C’est une tendance forte: le mentorat semble avoir le vent en poupe. Il évoque la transmission, la confiance, l’écoute. Et surtout, il semble cocher toutes les cases dans un monde du travail bousculé : quête de sens, besoin d’inclusion, désirs de reconnaissance et de lien. Dans un contexte d’explosion des burn-out , de grande démission, de tensions intergénérationnelles ou de remise en question du management vertical, le mentorat apparaît comme un antidote. Un outil à la fois humain, structurant et peu coûteux. Il s’inscrit comme un des leviers actionnables dans le cadre de politiques RSE et RH.

De quoi parle-t-on et comment s’y prendre pour l’instaurer dans son organisation ?

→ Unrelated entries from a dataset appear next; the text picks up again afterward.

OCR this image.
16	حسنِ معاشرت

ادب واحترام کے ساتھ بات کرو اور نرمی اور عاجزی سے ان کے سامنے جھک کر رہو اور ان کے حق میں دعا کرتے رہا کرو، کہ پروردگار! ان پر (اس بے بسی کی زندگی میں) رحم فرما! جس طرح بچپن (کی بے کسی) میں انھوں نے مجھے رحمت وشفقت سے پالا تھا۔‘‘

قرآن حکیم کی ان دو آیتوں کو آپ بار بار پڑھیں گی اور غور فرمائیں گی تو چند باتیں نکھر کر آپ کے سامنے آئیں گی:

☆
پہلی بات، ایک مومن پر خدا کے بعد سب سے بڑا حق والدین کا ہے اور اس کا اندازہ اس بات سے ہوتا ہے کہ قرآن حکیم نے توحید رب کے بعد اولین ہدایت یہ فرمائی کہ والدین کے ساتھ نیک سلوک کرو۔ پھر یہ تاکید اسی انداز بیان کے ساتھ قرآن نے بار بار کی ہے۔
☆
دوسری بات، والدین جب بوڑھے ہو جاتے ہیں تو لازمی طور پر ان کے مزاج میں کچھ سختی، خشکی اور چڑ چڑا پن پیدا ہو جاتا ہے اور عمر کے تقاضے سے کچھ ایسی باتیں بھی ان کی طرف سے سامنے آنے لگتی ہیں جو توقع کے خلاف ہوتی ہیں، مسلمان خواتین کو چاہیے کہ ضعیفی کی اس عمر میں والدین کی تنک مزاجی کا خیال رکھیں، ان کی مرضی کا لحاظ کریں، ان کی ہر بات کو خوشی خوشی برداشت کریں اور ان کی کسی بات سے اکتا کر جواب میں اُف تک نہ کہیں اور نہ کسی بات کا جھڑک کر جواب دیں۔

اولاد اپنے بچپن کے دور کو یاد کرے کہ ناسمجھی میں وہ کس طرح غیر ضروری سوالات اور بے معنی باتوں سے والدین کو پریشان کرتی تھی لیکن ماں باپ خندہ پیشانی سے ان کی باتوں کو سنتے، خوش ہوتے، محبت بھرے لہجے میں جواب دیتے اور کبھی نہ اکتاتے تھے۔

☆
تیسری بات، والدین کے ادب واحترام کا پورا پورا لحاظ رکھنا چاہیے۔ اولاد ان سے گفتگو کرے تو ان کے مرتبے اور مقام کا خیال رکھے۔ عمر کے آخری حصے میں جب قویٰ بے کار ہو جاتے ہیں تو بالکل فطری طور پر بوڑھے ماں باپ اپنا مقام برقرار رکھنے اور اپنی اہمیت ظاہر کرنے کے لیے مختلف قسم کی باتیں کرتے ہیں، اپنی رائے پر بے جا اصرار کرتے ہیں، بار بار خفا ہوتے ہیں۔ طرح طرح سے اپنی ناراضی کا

On fait le point à l’occasion de la parution d’une étude réalisée par l’EMCC *. L’étude s’intitule « Quand le Mentorat devient un levier de réussite dans les grandes organisations« . Elle était présentée dans le cadre de la Clermont Innovation Week par le collectif EMCC Auvergne. A l’occasion de cette rencontre, 8 binômes de témoins sont venus partager leurs ‘pratiques’ du mentorat : Michelin, CEPAL, APEC et Télémaque. Quatre manières différentes d’entrer dans ce type de dispositif.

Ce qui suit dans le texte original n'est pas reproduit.